Other SciTimes headlines to note:
- Sean B. Carroll: 'Nature's Masons' Do Double Duty as Storyteller ; This is a horror story. It doesn't tip the reader off to that until it abruptly gets to the horror. It also instructed me in a stylebook detail I'd missed till now. Carroll, a serious writer and evolutionary biologist (and major player at the Howard Hughes Med. Inst), keeps spelling planet Earth as earth. Hmm. Lately, out of respect, I've been tending to capitalize it. Finally this morning looked it up in the AP style book, which is probably what the NYTimes stylebook says too. Which is that except for purely astronomy-planetary science contexts, such as listings of Earth along with other named planets as in Jupiter, Mars, etc., our world's name starts with e. Now I learn. The essay concerns foraminifera and other shelled plankton. How beautiful they are. What marvelous gauges they are for dating marine sediments. So delicate .... yes, so delicate. While Carroll does not use the term, the disturbing conclusion prompts thoughts of the Anthropocene; wot have we wrought?
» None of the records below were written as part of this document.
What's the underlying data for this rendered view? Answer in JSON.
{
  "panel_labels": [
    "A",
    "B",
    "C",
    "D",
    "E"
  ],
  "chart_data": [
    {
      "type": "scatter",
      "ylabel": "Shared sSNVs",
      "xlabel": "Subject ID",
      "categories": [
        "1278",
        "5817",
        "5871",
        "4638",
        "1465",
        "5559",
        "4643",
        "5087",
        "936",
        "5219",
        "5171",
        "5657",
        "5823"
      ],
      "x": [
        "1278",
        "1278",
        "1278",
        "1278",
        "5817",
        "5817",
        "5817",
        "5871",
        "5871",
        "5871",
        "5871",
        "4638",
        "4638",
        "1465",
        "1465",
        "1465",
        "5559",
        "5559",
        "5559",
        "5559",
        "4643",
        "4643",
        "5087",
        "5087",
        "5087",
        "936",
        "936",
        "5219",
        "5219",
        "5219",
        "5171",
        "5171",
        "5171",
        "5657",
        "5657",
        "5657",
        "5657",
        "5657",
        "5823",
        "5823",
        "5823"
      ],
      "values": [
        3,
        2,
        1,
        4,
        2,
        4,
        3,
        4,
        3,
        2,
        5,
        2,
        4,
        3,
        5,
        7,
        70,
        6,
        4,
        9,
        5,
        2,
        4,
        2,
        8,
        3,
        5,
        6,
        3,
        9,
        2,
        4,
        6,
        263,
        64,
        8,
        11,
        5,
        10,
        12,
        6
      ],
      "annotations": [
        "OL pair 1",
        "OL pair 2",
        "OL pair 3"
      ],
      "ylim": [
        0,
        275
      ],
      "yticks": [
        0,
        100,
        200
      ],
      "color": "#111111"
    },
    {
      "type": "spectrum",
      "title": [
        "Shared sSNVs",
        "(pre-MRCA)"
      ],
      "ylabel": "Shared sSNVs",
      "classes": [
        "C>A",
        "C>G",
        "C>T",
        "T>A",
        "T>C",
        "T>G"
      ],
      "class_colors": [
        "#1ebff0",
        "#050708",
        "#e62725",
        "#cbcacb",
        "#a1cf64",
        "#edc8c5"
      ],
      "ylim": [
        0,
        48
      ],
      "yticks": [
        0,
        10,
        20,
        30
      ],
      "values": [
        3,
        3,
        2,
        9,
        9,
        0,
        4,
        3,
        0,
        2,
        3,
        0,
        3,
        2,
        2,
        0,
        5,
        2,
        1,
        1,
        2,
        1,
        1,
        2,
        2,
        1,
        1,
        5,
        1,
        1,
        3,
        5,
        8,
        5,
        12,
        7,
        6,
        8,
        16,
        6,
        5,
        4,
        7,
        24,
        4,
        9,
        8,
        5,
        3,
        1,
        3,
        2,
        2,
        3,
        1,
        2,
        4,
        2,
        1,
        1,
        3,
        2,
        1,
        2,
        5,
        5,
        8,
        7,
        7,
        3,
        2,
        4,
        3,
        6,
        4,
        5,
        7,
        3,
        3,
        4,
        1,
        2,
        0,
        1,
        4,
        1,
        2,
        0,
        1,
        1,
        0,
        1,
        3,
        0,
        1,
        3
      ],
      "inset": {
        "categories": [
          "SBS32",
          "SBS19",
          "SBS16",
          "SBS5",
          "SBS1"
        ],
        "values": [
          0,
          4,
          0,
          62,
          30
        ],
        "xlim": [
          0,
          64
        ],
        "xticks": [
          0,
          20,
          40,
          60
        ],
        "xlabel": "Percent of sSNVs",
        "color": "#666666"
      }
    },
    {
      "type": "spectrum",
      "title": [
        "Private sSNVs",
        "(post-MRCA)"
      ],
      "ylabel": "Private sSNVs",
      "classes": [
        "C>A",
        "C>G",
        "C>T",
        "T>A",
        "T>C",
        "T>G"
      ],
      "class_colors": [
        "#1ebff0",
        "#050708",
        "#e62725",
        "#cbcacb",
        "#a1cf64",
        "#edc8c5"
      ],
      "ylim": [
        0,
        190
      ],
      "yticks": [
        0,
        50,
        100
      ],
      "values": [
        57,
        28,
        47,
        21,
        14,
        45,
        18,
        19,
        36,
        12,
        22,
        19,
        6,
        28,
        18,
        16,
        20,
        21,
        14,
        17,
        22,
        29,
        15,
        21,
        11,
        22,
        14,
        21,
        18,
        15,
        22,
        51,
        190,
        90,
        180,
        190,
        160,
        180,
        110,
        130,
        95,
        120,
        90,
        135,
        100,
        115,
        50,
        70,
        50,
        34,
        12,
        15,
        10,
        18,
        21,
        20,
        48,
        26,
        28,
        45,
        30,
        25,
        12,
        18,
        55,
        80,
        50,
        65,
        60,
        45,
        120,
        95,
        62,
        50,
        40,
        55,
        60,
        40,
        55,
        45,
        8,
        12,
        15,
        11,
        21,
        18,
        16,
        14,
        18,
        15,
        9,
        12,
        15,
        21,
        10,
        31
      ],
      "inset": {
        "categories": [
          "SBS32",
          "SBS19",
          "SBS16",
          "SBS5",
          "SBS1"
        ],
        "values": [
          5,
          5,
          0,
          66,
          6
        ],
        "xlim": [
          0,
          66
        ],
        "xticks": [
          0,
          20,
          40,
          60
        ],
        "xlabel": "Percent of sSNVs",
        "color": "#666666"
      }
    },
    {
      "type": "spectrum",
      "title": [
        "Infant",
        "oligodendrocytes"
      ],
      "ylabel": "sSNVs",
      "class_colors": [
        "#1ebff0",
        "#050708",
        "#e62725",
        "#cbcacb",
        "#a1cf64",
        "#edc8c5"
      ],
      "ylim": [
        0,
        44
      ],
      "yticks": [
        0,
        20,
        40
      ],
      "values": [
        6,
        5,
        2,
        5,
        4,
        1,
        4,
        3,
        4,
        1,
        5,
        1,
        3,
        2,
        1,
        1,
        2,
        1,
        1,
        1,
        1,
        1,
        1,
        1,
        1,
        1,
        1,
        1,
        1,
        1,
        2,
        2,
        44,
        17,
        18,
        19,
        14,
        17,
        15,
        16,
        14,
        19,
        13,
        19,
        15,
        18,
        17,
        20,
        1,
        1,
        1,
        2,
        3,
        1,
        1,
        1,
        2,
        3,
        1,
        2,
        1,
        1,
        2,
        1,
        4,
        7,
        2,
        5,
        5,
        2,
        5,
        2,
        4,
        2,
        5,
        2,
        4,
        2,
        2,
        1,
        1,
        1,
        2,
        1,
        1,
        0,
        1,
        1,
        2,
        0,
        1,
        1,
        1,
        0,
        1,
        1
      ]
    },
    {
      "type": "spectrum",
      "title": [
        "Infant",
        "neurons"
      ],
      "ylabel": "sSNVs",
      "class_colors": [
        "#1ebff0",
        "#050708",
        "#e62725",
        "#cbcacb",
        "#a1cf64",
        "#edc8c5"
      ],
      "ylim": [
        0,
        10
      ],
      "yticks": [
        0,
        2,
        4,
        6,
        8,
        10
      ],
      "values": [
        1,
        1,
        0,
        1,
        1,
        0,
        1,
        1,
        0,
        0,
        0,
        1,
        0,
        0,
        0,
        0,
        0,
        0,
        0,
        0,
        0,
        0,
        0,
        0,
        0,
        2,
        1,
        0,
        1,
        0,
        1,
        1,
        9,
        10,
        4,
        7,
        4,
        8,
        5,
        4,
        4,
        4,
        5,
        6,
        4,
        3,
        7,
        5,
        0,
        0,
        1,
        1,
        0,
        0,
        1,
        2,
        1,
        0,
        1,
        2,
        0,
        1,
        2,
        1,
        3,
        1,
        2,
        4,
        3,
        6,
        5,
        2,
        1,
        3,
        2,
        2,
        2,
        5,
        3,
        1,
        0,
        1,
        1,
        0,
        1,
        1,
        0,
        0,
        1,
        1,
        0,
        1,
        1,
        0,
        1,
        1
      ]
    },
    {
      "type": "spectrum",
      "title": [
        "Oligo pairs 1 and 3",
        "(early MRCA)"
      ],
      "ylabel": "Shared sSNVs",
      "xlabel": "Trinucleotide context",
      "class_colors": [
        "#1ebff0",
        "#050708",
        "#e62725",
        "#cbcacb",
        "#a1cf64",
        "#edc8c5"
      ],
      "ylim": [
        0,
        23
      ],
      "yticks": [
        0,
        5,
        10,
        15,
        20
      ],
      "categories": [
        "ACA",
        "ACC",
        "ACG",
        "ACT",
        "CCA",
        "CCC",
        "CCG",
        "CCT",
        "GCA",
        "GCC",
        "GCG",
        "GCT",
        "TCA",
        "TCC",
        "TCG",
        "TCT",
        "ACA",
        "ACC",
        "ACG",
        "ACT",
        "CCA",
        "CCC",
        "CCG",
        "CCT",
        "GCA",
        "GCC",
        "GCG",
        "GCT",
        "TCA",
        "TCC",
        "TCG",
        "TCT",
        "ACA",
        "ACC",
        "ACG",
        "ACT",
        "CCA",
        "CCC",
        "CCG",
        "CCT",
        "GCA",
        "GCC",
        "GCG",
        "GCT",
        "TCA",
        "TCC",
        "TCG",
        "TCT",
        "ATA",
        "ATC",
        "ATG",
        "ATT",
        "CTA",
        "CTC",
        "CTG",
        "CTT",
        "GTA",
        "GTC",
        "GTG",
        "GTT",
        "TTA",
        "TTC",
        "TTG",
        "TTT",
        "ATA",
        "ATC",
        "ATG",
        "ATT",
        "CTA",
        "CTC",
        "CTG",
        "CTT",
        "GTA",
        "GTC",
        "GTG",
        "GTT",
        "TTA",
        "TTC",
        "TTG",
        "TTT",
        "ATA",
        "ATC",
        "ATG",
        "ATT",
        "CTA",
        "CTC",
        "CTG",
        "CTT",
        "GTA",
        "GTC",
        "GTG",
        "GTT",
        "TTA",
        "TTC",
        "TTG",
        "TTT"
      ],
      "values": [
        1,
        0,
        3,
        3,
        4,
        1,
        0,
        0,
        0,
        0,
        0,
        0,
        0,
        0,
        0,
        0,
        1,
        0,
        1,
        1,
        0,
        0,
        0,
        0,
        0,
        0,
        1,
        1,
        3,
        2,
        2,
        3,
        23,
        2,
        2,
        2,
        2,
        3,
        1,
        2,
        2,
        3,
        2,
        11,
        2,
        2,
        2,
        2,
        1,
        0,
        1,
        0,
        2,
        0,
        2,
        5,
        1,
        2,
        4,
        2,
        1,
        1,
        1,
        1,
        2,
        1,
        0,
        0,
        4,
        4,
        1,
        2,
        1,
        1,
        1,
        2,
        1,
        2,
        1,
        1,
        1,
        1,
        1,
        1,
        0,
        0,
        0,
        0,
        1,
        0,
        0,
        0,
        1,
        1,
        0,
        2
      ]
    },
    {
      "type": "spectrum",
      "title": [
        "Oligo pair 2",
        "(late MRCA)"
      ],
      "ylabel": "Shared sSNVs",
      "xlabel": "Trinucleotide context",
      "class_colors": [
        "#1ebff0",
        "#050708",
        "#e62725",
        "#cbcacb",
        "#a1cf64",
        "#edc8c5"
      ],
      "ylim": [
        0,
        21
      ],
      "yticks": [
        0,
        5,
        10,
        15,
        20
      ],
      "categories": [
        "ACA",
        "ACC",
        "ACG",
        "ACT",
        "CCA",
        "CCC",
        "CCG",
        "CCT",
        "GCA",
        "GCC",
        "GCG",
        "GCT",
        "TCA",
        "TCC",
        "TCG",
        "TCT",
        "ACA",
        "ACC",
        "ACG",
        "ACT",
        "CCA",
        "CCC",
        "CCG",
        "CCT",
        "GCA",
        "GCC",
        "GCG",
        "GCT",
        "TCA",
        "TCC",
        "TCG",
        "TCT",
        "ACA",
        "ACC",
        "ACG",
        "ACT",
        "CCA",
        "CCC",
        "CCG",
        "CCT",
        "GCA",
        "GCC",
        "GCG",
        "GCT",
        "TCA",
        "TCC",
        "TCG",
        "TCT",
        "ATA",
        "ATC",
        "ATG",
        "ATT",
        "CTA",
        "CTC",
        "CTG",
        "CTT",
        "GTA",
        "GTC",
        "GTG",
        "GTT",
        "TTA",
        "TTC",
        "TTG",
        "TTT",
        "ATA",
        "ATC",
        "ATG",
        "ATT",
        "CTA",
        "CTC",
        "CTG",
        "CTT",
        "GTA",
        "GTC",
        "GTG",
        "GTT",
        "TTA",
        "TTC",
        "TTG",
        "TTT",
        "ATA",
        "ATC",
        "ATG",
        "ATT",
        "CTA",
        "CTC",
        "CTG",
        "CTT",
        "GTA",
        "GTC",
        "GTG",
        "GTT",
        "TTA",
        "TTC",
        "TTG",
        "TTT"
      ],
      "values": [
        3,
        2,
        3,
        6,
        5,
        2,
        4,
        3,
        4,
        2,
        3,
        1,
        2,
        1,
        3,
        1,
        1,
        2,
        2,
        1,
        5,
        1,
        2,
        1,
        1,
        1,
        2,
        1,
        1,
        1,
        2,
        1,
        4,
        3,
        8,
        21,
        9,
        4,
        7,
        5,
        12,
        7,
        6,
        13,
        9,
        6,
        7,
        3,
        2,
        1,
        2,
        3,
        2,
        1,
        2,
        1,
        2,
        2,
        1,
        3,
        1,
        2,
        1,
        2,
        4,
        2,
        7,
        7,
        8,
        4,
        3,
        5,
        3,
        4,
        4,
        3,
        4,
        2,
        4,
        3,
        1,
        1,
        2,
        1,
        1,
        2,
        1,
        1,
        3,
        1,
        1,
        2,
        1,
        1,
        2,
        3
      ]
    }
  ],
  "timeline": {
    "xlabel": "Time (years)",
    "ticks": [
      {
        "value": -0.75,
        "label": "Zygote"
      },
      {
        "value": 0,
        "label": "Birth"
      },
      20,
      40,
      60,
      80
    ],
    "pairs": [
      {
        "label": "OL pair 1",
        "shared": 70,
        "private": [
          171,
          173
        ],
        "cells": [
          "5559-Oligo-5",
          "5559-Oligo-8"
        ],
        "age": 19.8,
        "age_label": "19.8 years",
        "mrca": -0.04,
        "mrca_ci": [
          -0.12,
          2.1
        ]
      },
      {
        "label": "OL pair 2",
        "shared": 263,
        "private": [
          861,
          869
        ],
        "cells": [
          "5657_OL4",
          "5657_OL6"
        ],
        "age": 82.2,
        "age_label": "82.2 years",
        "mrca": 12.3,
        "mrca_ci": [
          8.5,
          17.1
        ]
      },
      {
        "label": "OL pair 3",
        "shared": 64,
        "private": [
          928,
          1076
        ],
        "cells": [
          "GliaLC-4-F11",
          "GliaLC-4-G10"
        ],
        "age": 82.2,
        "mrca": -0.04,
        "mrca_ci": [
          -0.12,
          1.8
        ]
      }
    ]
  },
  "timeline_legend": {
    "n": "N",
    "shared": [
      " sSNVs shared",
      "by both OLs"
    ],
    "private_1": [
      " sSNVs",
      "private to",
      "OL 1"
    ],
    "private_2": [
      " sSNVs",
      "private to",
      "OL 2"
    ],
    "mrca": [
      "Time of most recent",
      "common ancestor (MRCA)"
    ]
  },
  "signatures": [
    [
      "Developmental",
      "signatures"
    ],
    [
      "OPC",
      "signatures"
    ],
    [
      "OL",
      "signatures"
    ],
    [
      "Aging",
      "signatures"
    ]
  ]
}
- Sindya N. Bhanoo:Ancient Dairy Farmers Of the Green Sahara ; A short take on a big archeological discovery that also got attention elsewhere last week (a paper was in Nature, other coverage at LiveScience, DiscoveryNews, for two). Here's a forced transition: Maybe it should be a World Heritage Site. Bhanoo's story is a natural complement to another, in the front section of the Times, by Isabel Kershner: A Palestinian Village Tries to Protect a Terraced Ancient Wonder of Agriculture.
- James Gorman: Falling in Love May Take a Lifetime of Research ; A graceful salute to the scientific temperament and the often-happenstance way that biologists find a class of organisms to which to devote themselves. The hed is not quite accurate, as the love (dunno if that's quite the right world, but devotion works too) that is the topic tends to appear long enough before the end of a career for it to be fruitful.
- Benedict Carey: Brain Banks for Autism Face Dearth ;
PLus, a few notable items off NYT's Green Blog:
- Hilary Rosner:Goodbye to Mountain Forests? ; Encapsulates succinctly an issue that has been nibbled at in so many incremental news stories that the public seldom has gotten the big picture. This little blog item won't rectify that, but it is clear as gin poured from a bottle fetched from the freezer. (The Salt Lake Tribune did win a monster journalism prize for writing, long, on the topic).
- Adeshina Emmanuel: A Tragicomic Take on Cape Wind ; I'm with the guy who says just build the damned thing already.